Accordingly, VA sought medical opinions discussing, in part, the Veteran’s contentions.

In an October 2013 examination report, a VA examiner considered the available evidence of record before opining that it was less likely as not that the Veteran’s HIV condition was incurred or caused by the Veteran’s tour in Africa during military service. The examiner instead cited the high risk presented by intravenous drug use and stated that the Veteran’s HIV-positive status was a result of chronic heroin abuse.

In a July 2015 clarifying medical opinion, a VA examiner opined it was more likely than not that the Veteran’s HIV-positive status was due to intravenous drug abuse/dependence. In support of this opinion, the examiner reasoned in part that the preponderance of evidence in the Veteran’s treatment records suggest chronic intravenous drug dependence, a significant risk factor for acquiring HIV. The examiner further reasoned that the type of illicit drug injected was irrelevant because the intravenous method was the most significant risk factor for acquiring HIV.

Thereafter, in a June 2017 remand, the Board sought a medical opinion from a VA examiner to address the Veteran’s reports of unprotected sexual encounters while on R&R leave from deployment in East Africa.

In an August 2017 examination report, a VA examiner provided an opinion, wherein pursuant to the Board’s request, he considered the Veteran’s reports of unprotected sexual encounters during service.
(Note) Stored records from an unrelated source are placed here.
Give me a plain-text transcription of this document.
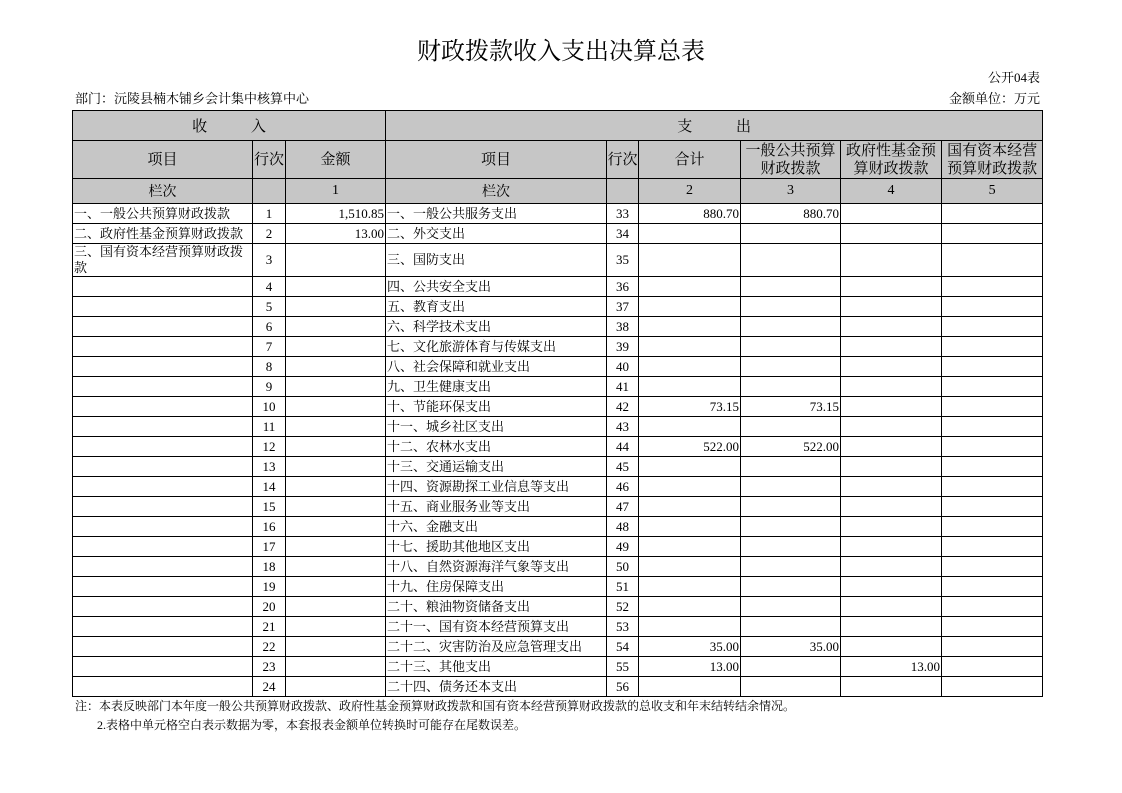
财政拨款收入支出决算总表
公开04表
部门：沅陵县楠木铺乡会计集中核算中心	金额单位：万元
收 入			支 出					
项目	行次	金额	项目	行次	合计	一般公共预算财政拨款	政府性基金预算财政拨款	国有资本经营预算财政拨款
栏次		1	栏次		2	3	4	5
一、一般公共预算财政拨款	1	1,510.85	一、一般公共服务支出	33	880.70	880.70		
二、政府性基金预算财政拨款	2	13.00	二、外交支出	34				
三、国有资本经营预算财政拨款	3		三、国防支出	35				
	4		四、公共安全支出	36				
	5		五、教育支出	37				
	6		六、科学技术支出	38				
	7		七、文化旅游体育与传媒支出	39				
	8		八、社会保障和就业支出	40				
	9		九、卫生健康支出	41				
	10		十、节能环保支出	42	73.15	73.15		
	11		十一、城乡社区支出	43				
	12		十二、农林水支出	44	522.00	522.00		
	13		十三、交通运输支出	45				
	14		十四、资源勘探工业信息等支出	46				
	15		十五、商业服务业等支出	47				
	16		十六、金融支出	48				
	17		十七、援助其他地区支出	49				
	18		十八、自然资源海洋气象等支出	50				
	19		十九、住房保障支出	51				
	20		二十、粮油物资储备支出	52				
	21		二十一、国有资本经营预算支出	53				
	22		二十二、灾害防治及应急管理支出	54	35.00	35.00		
	23		二十三、其他支出	55	13.00		13.00	
	24		二十四、债务还本支出	56				
注：本表反映部门本年度一般公共预算财政拨款、政府性基金预算财政拨款和国有资本经营预算财政拨款的总收支和年末结转结余情况。
2.表格中单元格空白表示数据为零，本套报表金额单位转换时可能存在尾数误差。
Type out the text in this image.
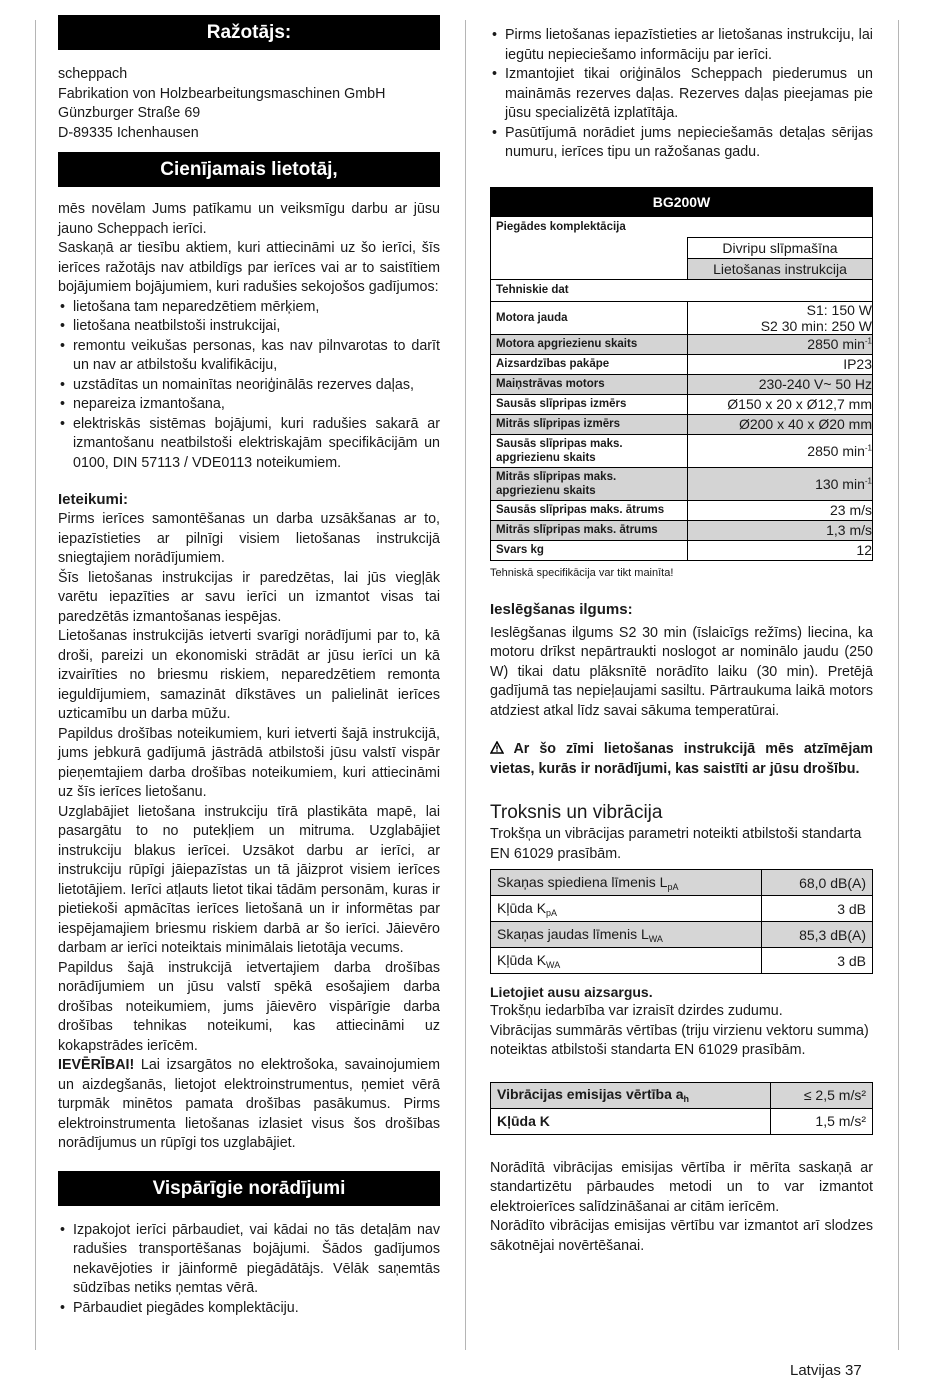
Ražotājs:
scheppach
Fabrikation von Holzbearbeitungsmaschinen GmbH
Günzburger Straße 69
D-89335 Ichenhausen
Cienījamais lietotāj,
mēs novēlam Jums patīkamu un veiksmīgu darbu ar jūsu jauno Scheppach ierīci.
Saskaņā ar tiesību aktiem, kuri attiecināmi uz šo ierīci, šīs ierīces ražotājs nav atbildīgs par ierīces vai ar to saistītiem bojājumiem bojājumiem, kuri radušies sekojošos gadījumos:
• lietošana tam neparedzētiem mērķiem,
• lietošana neatbilstoši instrukcijai,
• remontu veikušas personas, kas nav pilnvarotas to darīt un nav ar atbilstošu kvalifikāciju,
• uzstādītas un nomainītas neoriģinālās rezerves daļas,
• nepareiza izmantošana,
• elektriskās sistēmas bojājumi, kuri radušies sakarā ar izmantošanu neatbilstoši elektriskajām specifikācijām un 0100, DIN 57113 / VDE0113 noteikumiem.
Ieteikumi:
Pirms ierīces samontēšanas un darba uzsākšanas ar to, iepazīstieties ar pilnīgi visiem lietošanas instrukcijā sniegtajiem norādījumiem.
Šīs lietošanas instrukcijas ir paredzētas, lai jūs viegļāk varētu iepazīties ar savu ierīci un izmantot visas tai paredzētās izmantošanas iespējas.
Lietošanas instrukcijās ietverti svarīgi norādījumi par to, kā droši, pareizi un ekonomiski strādāt ar jūsu ierīci un kā izvairīties no briesmu riskiem, neparedzētiem remonta ieguldījumiem, samazināt dīkstāves un palielināt ierīces uzticamību un darba mūžu.
Papildus drošības noteikumiem, kuri ietverti šajā instrukcijā, jums jebkurā gadījumā jāstrādā atbilstoši jūsu valstī vispār pieņemtajiem darba drošības noteikumiem, kuri attiecināmi uz šīs ierīces lietošanu.
Uzglabājiet lietošana instrukciju tīrā plastikāta mapē, lai pasargātu to no putekļiem un mitruma. Uzglabājiet instrukciju blakus ierīcei. Uzsākot darbu ar ierīci, ar instrukciju rūpīgi jāiepazīstas un tā jāizprot visiem ierīces lietotājiem. Ierīci atļauts lietot tikai tādām personām, kuras ir pietiekoši apmācītas ierīces lietošanā un ir informētas par iespējamajiem briesmu riskiem darbā ar šo ierīci. Jāievēro darbam ar ierīci noteiktais minimālais lietotāja vecums.
Papildus šajā instrukcijā ietvertajiem darba drošības norādījumiem un jūsu valstī spēkā esošajiem darba drošības noteikumiem, jums jāievēro vispārīgie darba drošības tehnikas noteikumi, kas attiecināmi uz kokapstrādes ierīcēm.
IEVĒRĪBAI! Lai izsargātos no elektrošoka, savainojumiem un aizdegšanās, lietojot elektroinstrumentus, ņemiet vērā turpmāk minētos pamata drošības pasākumus. Pirms elektroinstrumenta lietošanas izlasiet visus šos drošības norādījumus un rūpīgi tos uzglabājiet.
Vispārīgie norādījumi
• Izpakojot ierīci pārbaudiet, vai kādai no tās detaļām nav radušies transportēšanas bojājumi. Šādos gadījumos nekavējoties ir jāinformē piegādātājs. Vēlāk saņemtās sūdzības netiks ņemtas vērā.
• Pārbaudiet piegādes komplektāciju.
• Pirms lietošanas iepazīstieties ar lietošanas instrukciju, lai iegūtu nepieciešamo informāciju par ierīci.
• Izmantojiet tikai oriģinālos Scheppach piederumus un maināmās rezerves daļas. Rezerves daļas pieejamas pie jūsu specializētā izplatītāja.
• Pasūtījumā norādiet jums nepieciešamās detaļas sērijas numuru, ierīces tipu un ražošanas gadu.
BG200W	
Piegādes komplektācija	
	Divripu slīpmašīna
	Lietošanas instrukcija
Tehniskie dat	
Motora jauda	S1: 150 W
S2 30 min: 250 W
Motora apgriezienu skaits	2850 $\min^{-1}$
Aizsardzības pakāpe	IP23
Maiņstrāvas motors	230-240 V~ 50 Hz
Sausās slīpripas izmērs	Ø150 x 20 x Ø12,7 mm
Mitrās slīpripas izmērs	Ø200 x 40 x Ø20 mm
Sausās slīpripas maks. apgriezienu skaits	2850 $\min^{-1}$
Mitrās slīpripas maks. apgriezienu skaits	130 $\min^{-1}$
Sausās slīpripas maks. ātrums	23 m/s
Mitrās slīpripas maks. ātrums	1,3 m/s
Svars kg	12
Tehniskā specifikācija var tikt mainīta!
Ieslēgšanas ilgums:
Ieslēgšanas ilgums S2 30 min (īslaicīgs režīms) liecina, ka motoru drīkst nepārtraukti noslogot ar nominālo jaudu (250 W) tikai datu plāksnītē norādīto laiku (30 min). Pretējā gadījumā tas nepieļaujami sasiltu. Pārtraukuma laikā motors atdziest atkal līdz savai sākuma temperatūrai.
Ar šo zīmi lietošanas instrukcijā mēs atzīmējam vietas, kurās ir norādījumi, kas saistīti ar jūsu drošību.
Troksnis un vibrācija
Trokšņa un vibrācijas parametri noteikti atbilstoši standarta EN 61029 prasībām.
Skaņas spiediena līmenis $L_{pA}$	68,0 dB(A)
Kļūda $K_{pA}$	3 dB
Skaņas jaudas līmenis $L_{WA}$	85,3 dB(A)
Kļūda $K_{WA}$	3 dB
Lietojiet ausu aizsargus.
Trokšņu iedarbība var izraisīt dzirdes zudumu.
Vibrācijas summārās vērtības (triju virzienu vektoru summa) noteiktas atbilstoši standarta EN 61029 prasībām.
Vibrācijas emisijas vērtība $a_h$	≤ 2,5 m/s²
Kļūda K	1,5 m/s²
Norādītā vibrācijas emisijas vērtība ir mērīta saskaņā ar standartizētu pārbaudes metodi un to var izmantot elektroierīces salīdzināšanai ar citām ierīcēm.
Norādīto vibrācijas emisijas vērtību var izmantot arī slodzes sākotnējai novērtēšanai.
Latvijas 37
The VA examiner reiterated that STRs documented polysubstance abuse and intravenous drug abuse prior to and during deployment to East Africa and the Veteran had a history of multiple drug abuse for many years. While acknowledging the Veteran had multiple risk factors for HIV, including unprotected sex, the examiner stated that substance abuse represented the predominant risk factor in the Veteran’s case. The VA examiner ultimately concluded that the Veteran’s HIV was less likely as not related to unprotected sex during military service.

In November 2017, the Board sought additional medical expert opinion from a VHA infectious disease specialist to further address the significance of the Veteran’s reports of unprotected sexual encounters; the Veteran’s polysubstance abuse; and the Veteran’s negative HIV tests in 2005 and 2006.
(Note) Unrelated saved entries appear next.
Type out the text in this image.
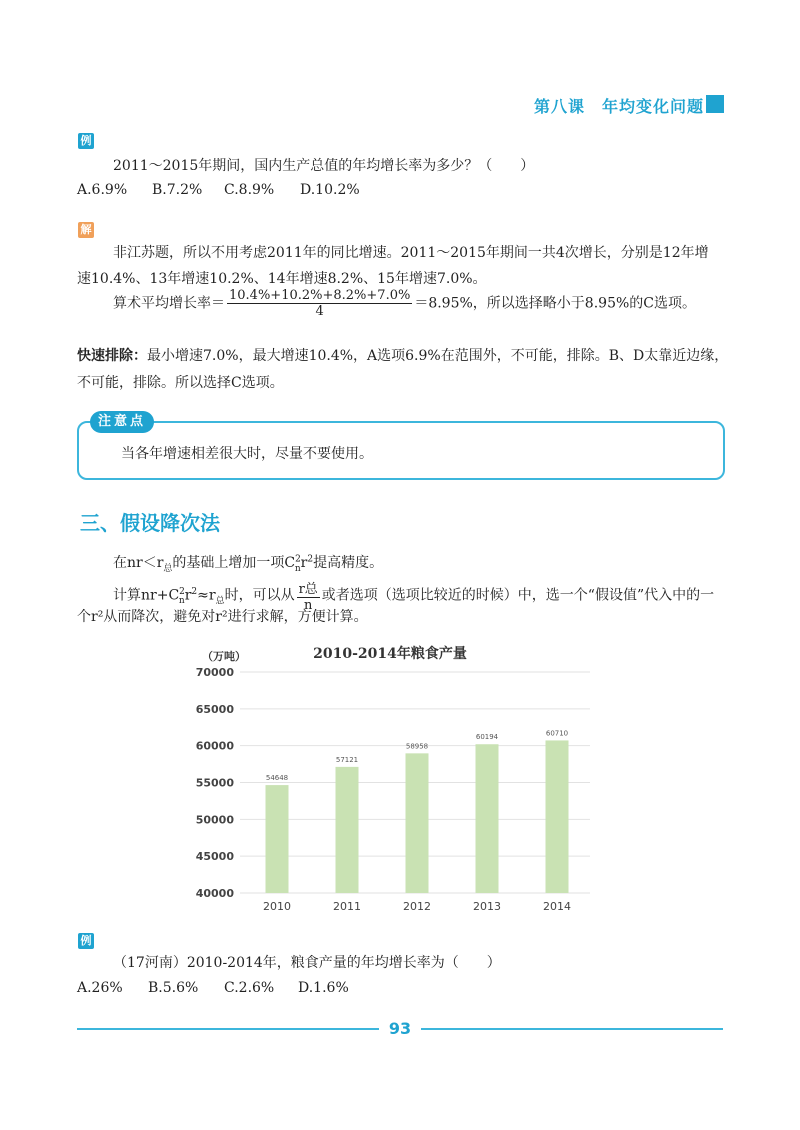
第八课　年均变化问题
例
2011～2015年期间，国内生产总值的年均增长率为多少？（　　）
A.6.9% B.7.2% C.8.9% D.10.2%
解
非江苏题，所以不用考虑2011年的同比增速。2011～2015年期间一共4次增长，分别是12年增
速10.4%、13年增速10.2%、14年增速8.2%、15年增速7.0%。
算术平均增长率＝ $\frac{10.4\%+10.2\%+8.2\%+7.0\%}{4} =8.95\%$，所以选择略小于8.95%的C选项。
快速排除：最小增速7.0%，最大增速10.4%，A选项6.9%在范围外，不可能，排除。B、D太靠近边缘，
不可能，排除。所以选择C选项。
注意点
当各年增速相差很大时，尽量不要使用。
三、假设降次法
在$nr<r_总$的基础上增加一项$C^2_nr^2$提高精度。
计算$nr+C^2_nr^2\approx r_总$时，可以从 $\frac{\text{r总}}{n}$ 或者选项（选项比较近的时候）中，选一个“假设值”代入中的一
个r²从而降次，避免对r²进行求解，方便计算。
2010-2014年粮食产量
（万吨）
40000
45000
50000
55000
60000
65000
70000
54648
2010
57121
2011
58958
2012
60194
2013
60710
2014
例
（17河南）2010-2014年，粮食产量的年均增长率为（　　）
A.26% B.5.6% C.2.6% D.1.6%
93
In December 2017, the VHA infectious disease specialist reviewed the medical record reviewed the medical record and answered “yes” to the question of whether it was at least as likely as not that the Veteran’s HIV was sexually acquired during service rather than related to prior injection drug use. Given facts in the record indicating the Veteran’s last pre-military use of intravenous drugs was in December 2004, the infectious disease specialist cited the Veteran’s negative HIV test results in 2006 and supporting medical literature as ruling out the possibility that pre-military intravenous drug use was the cause of HIV infection.

The Board finds the December 2017 VHA opinion to be the most probative evidence of record. The opinion was offered by an infectious disease specialist and it included a review of the Veteran’s medical records, up-to-date medical literature, and an expert rationale for determining the Veteran’s HIV was at least as likely as not sexually acquired during service. Additionally, it is based on an accurate factual predicate concerning the timeline of the Veteran’s drug use.
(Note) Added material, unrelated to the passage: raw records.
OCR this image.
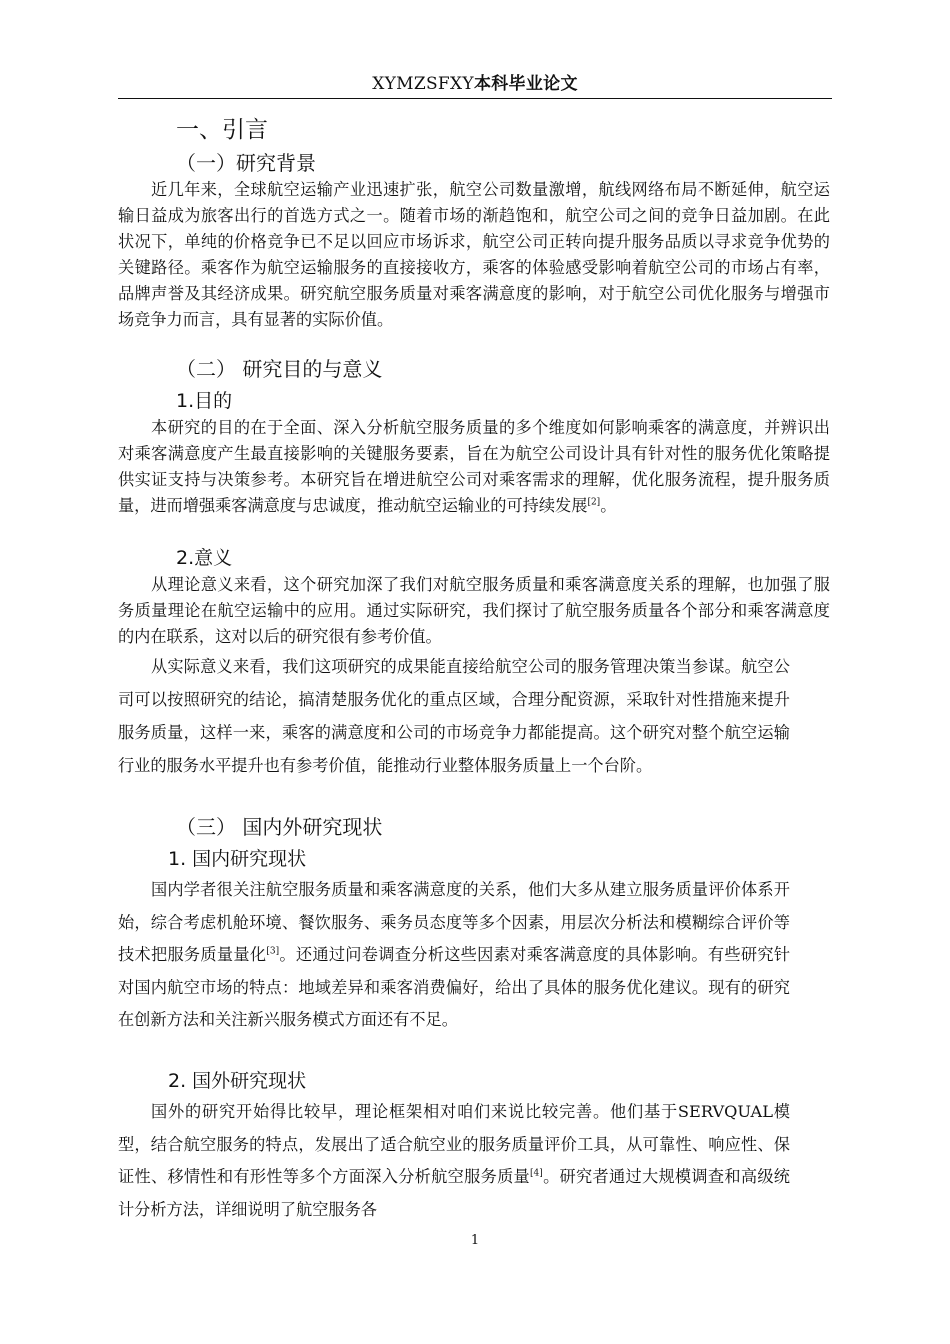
XYMZSFXY本科毕业论文
一、引言
（一）研究背景
近几年来，全球航空运输产业迅速扩张，航空公司数量激增，航线网络布局不断延伸，航空运输日益成为旅客出行的首选方式之一。随着市场的渐趋饱和，航空公司之间的竞争日益加剧。在此状况下，单纯的价格竞争已不足以回应市场诉求，航空公司正转向提升服务品质以寻求竞争优势的关键路径。乘客作为航空运输服务的直接接收方，乘客的体验感受影响着航空公司的市场占有率，品牌声誉及其经济成果。研究航空服务质量对乘客满意度的影响，对于航空公司优化服务与增强市场竞争力而言，具有显著的实际价值。
（二） 研究目的与意义
1.目的
本研究的目的在于全面、深入分析航空服务质量的多个维度如何影响乘客的满意度，并辨识出对乘客满意度产生最直接影响的关键服务要素，旨在为航空公司设计具有针对性的服务优化策略提供实证支持与决策参考。本研究旨在增进航空公司对乘客需求的理解，优化服务流程，提升服务质量，进而增强乘客满意度与忠诚度，推动航空运输业的可持续发展[2]。
2.意义
从理论意义来看，这个研究加深了我们对航空服务质量和乘客满意度关系的理解，也加强了服务质量理论在航空运输中的应用。通过实际研究，我们探讨了航空服务质量各个部分和乘客满意度的内在联系，这对以后的研究很有参考价值。
从实际意义来看，我们这项研究的成果能直接给航空公司的服务管理决策当参谋。航空公司可以按照研究的结论，搞清楚服务优化的重点区域，合理分配资源，采取针对性措施来提升服务质量，这样一来，乘客的满意度和公司的市场竞争力都能提高。这个研究对整个航空运输行业的服务水平提升也有参考价值，能推动行业整体服务质量上一个台阶。
（三） 国内外研究现状
1. 国内研究现状
国内学者很关注航空服务质量和乘客满意度的关系，他们大多从建立服务质量评价体系开始，综合考虑机舱环境、餐饮服务、乘务员态度等多个因素，用层次分析法和模糊综合评价等技术把服务质量量化[3]。还通过问卷调查分析这些因素对乘客满意度的具体影响。有些研究针对国内航空市场的特点：地域差异和乘客消费偏好，给出了具体的服务优化建议。现有的研究在创新方法和关注新兴服务模式方面还有不足。
2. 国外研究现状
国外的研究开始得比较早，理论框架相对咱们来说比较完善。他们基于SERVQUAL模型，结合航空服务的特点，发展出了适合航空业的服务质量评价工具，从可靠性、响应性、保证性、移情性和有形性等多个方面深入分析航空服务质量[4]。研究者通过大规模调查和高级统计分析方法，详细说明了航空服务各
1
In light of the favorable December 2017 VHA opinion, the Board resolves any reasonable doubt in the Veteran’s favor, see 38 U.S.C. § 5107(b), and entitlement to service connection for HIV is warranted. See Wise v. Shinseki, 26 Vet. App. 517, 531 (2014) (“By requiring only an ‘approximate balance of positive and negative evidence’ …, the nation, ‘in recognition of our debt to our veterans,’ has ‘taken upon itself the risk of error’ in awarding … benefits.”)


Entitlement to service connection for HIV is granted.